The sun was settling into its bed in the sea, and the light was dimming, but it was not the black dark of a winter night. She called, but heard nothing except the echo of her own voice. The wind blew in a sudden gust, cold against her back, and parted the grass, as though the wind spirits were men, walking. She watched, following the wind paths with her eyes, then caught her breath as the grass split over a dark bundle huddled on the ground at the bottom of the hill.

“Shuku! Shuku!” Kiin screamed. She ran, not feeling the sharp edges of the grass as it caught at her feet, cutting the skin between her toes.

She dropped to her knees beside her son. His eyes were closed, his face smeared with dirt. Dried blood marked the line of a grass cut across one cheek. She picked him up, and his eyes opened; his mouth widened into a slow smile. He drew a long shuddering breath. Kiin pressed him to her chest, and he wrapped his arms around her neck, then drew back to pat her cheeks with both hands.
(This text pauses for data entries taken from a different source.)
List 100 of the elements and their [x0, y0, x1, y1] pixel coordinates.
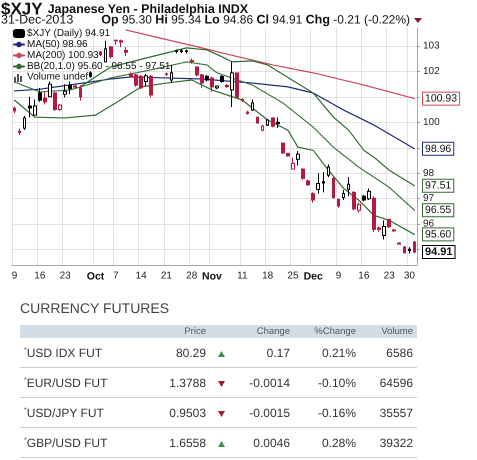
candlestick: [387, 218, 391, 229]
data-label: 95.60: [425, 228, 452, 240]
y-tick-label: 98: [423, 168, 435, 179]
candlestick: [68, 81, 72, 95]
text: 64596: [380, 376, 413, 390]
x-tick-label: 9: [12, 270, 18, 282]
candlestick: [332, 176, 335, 200]
y-tick-label: 102: [423, 66, 440, 77]
candlestick: [246, 110, 249, 116]
candlestick: [337, 198, 340, 208]
candlestick: [296, 150, 300, 166]
candlestick: [316, 172, 320, 194]
candlestick: [256, 116, 259, 124]
candlestick: [251, 98, 254, 112]
x-tick-label: Nov: [202, 270, 222, 282]
x-tick-label: 11: [237, 270, 248, 282]
y-tick-label: 100: [423, 116, 440, 128]
candlestick: [235, 72, 239, 99]
text: 0.0046: [253, 436, 290, 450]
candlestick: [266, 118, 269, 127]
category-label: $^{*}$GBP/USD FUT: [24, 436, 108, 450]
candlestick: [241, 98, 244, 102]
candlestick: [79, 84, 82, 102]
candlestick: [149, 74, 153, 98]
candlestick: [190, 58, 194, 64]
x-tick-label: 9: [336, 270, 342, 282]
candlestick: [342, 189, 345, 201]
candlestick: [230, 61, 234, 108]
text: CURRENCY FUTURES: [20, 300, 170, 316]
candlestick: [397, 242, 401, 246]
x-tick-label: 16: [34, 270, 46, 282]
text: 1.6558: [169, 436, 206, 450]
data-label: 100.93: [425, 92, 458, 105]
x-tick-label: 25: [287, 270, 299, 282]
candlestick: [220, 74, 224, 84]
candlestick: [23, 115, 26, 130]
text: 94.91: [425, 246, 453, 258]
candlestick: [13, 106, 16, 114]
candlestick: [291, 157, 295, 170]
candlestick: [170, 64, 173, 84]
text: 0.9503: [169, 406, 206, 420]
category-label: Volume: [360, 325, 417, 338]
candlestick: [48, 81, 52, 98]
text: 0.17: [266, 346, 290, 360]
candlestick: [180, 48, 183, 54]
y-tick-label: 96: [423, 218, 435, 230]
y-tick-label: 97: [423, 193, 435, 204]
candlestick: [175, 49, 178, 54]
x-tick-label: 23: [60, 270, 72, 282]
candlestick: [38, 87, 42, 102]
line-series: [14, 79, 416, 236]
candlestick: [271, 116, 275, 128]
candlestick: [99, 50, 102, 57]
category-label: Price: [148, 325, 210, 338]
candlestick: [322, 171, 325, 193]
candlestick: [347, 176, 350, 197]
text: -0.16%: [318, 406, 356, 420]
text: 6586: [386, 346, 413, 360]
candlestick: [261, 124, 264, 132]
text: 35557: [380, 406, 413, 420]
text: -0.0014: [249, 376, 290, 390]
candlestick: [327, 164, 330, 178]
x-tick-label: 21: [160, 270, 172, 282]
candlestick: [408, 246, 411, 254]
text: 1.3788: [169, 376, 206, 390]
data-label: 97.51: [425, 180, 452, 192]
text: 39322: [380, 436, 413, 450]
category-label: Change: [232, 325, 294, 338]
candlestick: [73, 84, 77, 90]
candlestick: [210, 76, 214, 92]
candlestick: [89, 70, 92, 78]
text: 80.29: [176, 346, 206, 360]
x-tick-label: 23: [384, 270, 396, 282]
candlestick: [215, 84, 219, 90]
x-tick-label: 16: [358, 270, 370, 282]
legend-label: MA(50) 98.96: [27, 39, 88, 50]
candlestick: [392, 228, 396, 232]
data-label: 98.96: [425, 142, 452, 155]
candlestick: [124, 46, 128, 57]
candlestick: [382, 220, 386, 240]
text: -0.0015: [249, 406, 290, 420]
text: 0.21%: [322, 346, 356, 360]
candlestick: [18, 128, 21, 136]
legend-label: $XJY (Daily) 94.91: [27, 28, 111, 39]
x-tick-label: Dec: [304, 270, 324, 282]
candlestick: [306, 179, 310, 186]
candlestick: [225, 84, 229, 88]
x-tick-label: 28: [186, 270, 198, 282]
candlestick: [63, 84, 67, 98]
text: 0.28%: [322, 436, 356, 450]
legend-label: MA(200) 100.93: [27, 50, 100, 61]
text: -0.10%: [318, 376, 356, 390]
candlestick: [403, 245, 406, 254]
category-label: %Change: [294, 325, 360, 338]
category-label: $^{*}$USD IDX FUT: [24, 346, 102, 360]
x-tick-label: 18: [262, 270, 274, 282]
x-tick-label: Oct: [86, 270, 105, 282]
candlestick: [276, 116, 280, 129]
data-label: 96.55: [425, 204, 452, 216]
candlestick: [185, 49, 188, 54]
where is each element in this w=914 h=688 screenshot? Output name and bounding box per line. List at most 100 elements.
She stood up and carried him to the supply basket, where she pulled out sealskins, laid him down, and undressed him, proving to herself that his legs and arms were strong, no bones broken.

Then she tucked him under her suk to nurse as she gutted a fish she had caught the day before and ate it raw for her evening meal.

At the end of the third day, Kiin found a good place on the back of a hill, sheltered from the wind and hidden by long grass. She flattened the grass so that Shuku could play while she sewed sealskins into boots to protect her feet from the sharp-edged grass.

She knew if she went straight west, following the path of the sun, she would come to the Walrus People’s bay. The day before, she had seen the bay glistening like blue ice as she topped each hill, so this morning, fearing women who might come into the hills to gather roots or heather, she had walked straight east, farther into the hills, almost to the base of the mountains that guarded the Walrus People’s village. She had decided to spend the next day sewing and finding roots. There were only two pieces of fish left from the salmon camp bay, and who could say how many more days she would have to walk until she reached another beach? But once she got to a beach, she could find sea urchins and chitons, catch pogies and dig for clams.

“I will not starve,” she said, speaking aloud to any spirits who watched. “I have lived before without a hunter.”

She did not make a fire. The warmth would be good, but why take a chance that the smoke, white against a gray sky, would be seen? She held Shuku tightly against herself, wrapping sealskins and her fur seal pelt around them.

That night wolves awakened her, the sounds of their wolf songs, but their voices were distant, so she was not afraid. She had often heard wolves singing when she lived with the Walrus People. She drifted back into sleep, to be awakened again by skies nearly clear, and sun warm enough to remind her of summer.

She sat and sewed, fitting the boots as she worked and using scraps to make another pair of leggings for Shuku. In the Raven’s lodge, Shuku had gone bare-legged and often naked, as most children did, but here in the wind, he needed something to keep him warm, especially when he was strapped outside his mother’s suk. Yesterday he had wet through his leggings, and at the end of the day his legs were red and chapped. Now Kiin could dry one pair as he wore the other. When they came to a stream she could wash one pair out, and if she softened them with chewing and with oil, they would not rub sores into his legs.